Sefty memainkan ujung rambut ikal panjangnya dan mengangkat bahu acuh tak acuh, “Rasanya kayak dipaksa makan udang.”
“Hem? Dipaksa makan udang? Berarti berhasil dong?” Dani menoleh ke arahnya.
Kening Sefty berkerut samar. “Boro-boro berhasil, nulis satu kata aja butuh ratusan tahun. Coba hitung deh kalau aku harus nulis 200 kata!”
“Tapi kok perumpamaannya makan udang? Bukannya udang itu makanan paling enak sedunia?”
Sefty terkikik geli, menepuk keningnya sendiri, “Hihihi... aku nggak suka udaaaaaang! Ngelihat aja udah mual-mual.”
Dani mendorong bahu Sefty dengan sikap bercanda. Jadi deh perjalanan ke kantin adalah perjalanan paling indah yang dirasakan oleh Sefty. Huft... melelahkan karena jantungnya bekerja 3 kali lipat daripada biasanya.

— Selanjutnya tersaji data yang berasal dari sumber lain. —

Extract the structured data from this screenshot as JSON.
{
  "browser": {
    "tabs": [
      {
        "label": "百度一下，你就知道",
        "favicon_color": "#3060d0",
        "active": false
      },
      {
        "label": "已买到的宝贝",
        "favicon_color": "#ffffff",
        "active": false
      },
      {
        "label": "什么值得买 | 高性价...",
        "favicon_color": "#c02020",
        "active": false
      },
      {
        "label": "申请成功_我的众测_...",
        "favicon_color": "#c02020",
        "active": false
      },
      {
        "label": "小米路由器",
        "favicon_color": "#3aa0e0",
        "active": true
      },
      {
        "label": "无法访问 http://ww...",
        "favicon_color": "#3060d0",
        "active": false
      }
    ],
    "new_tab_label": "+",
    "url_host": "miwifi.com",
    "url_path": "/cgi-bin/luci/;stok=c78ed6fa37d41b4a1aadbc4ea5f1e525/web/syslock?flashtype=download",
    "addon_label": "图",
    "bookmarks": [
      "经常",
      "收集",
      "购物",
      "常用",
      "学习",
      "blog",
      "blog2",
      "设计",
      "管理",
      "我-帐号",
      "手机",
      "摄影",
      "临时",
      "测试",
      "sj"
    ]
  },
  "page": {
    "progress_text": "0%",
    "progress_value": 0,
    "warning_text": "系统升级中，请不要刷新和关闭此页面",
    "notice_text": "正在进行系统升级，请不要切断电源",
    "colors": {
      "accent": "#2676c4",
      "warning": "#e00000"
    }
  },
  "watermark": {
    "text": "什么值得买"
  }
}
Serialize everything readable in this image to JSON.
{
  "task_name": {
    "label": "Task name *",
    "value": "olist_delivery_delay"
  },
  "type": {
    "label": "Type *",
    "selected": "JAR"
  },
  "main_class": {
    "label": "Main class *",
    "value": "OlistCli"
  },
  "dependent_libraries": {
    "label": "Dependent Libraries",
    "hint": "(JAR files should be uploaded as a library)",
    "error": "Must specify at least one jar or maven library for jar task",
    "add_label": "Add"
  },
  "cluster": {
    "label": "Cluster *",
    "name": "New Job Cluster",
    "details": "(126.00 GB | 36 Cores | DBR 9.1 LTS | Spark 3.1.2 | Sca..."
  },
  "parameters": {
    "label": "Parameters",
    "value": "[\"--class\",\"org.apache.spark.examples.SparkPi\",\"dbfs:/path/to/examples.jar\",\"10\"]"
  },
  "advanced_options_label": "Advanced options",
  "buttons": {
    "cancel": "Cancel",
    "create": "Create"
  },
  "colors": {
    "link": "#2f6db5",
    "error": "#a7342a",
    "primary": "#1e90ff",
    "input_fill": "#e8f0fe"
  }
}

Malamnya, Sefty tidak tahu harus ngapain. Malas sekali rasanya mengerjakan PR. Papa dan Mama juga asyik sendiri dengan kegiatannya masing-masing. Papa sibuk dengan buku bacaan yang tebalnya ampun-ampunan dan Mama sibuk menonton sinetron. Sekilas terlintas di kepalanya untuk gabung dengan Mama, tapi... mending disuruh makan udang dua biji deh daripada harus menyiksa mata dengan tontonan itu. Ia lebih tertarik Spongebob.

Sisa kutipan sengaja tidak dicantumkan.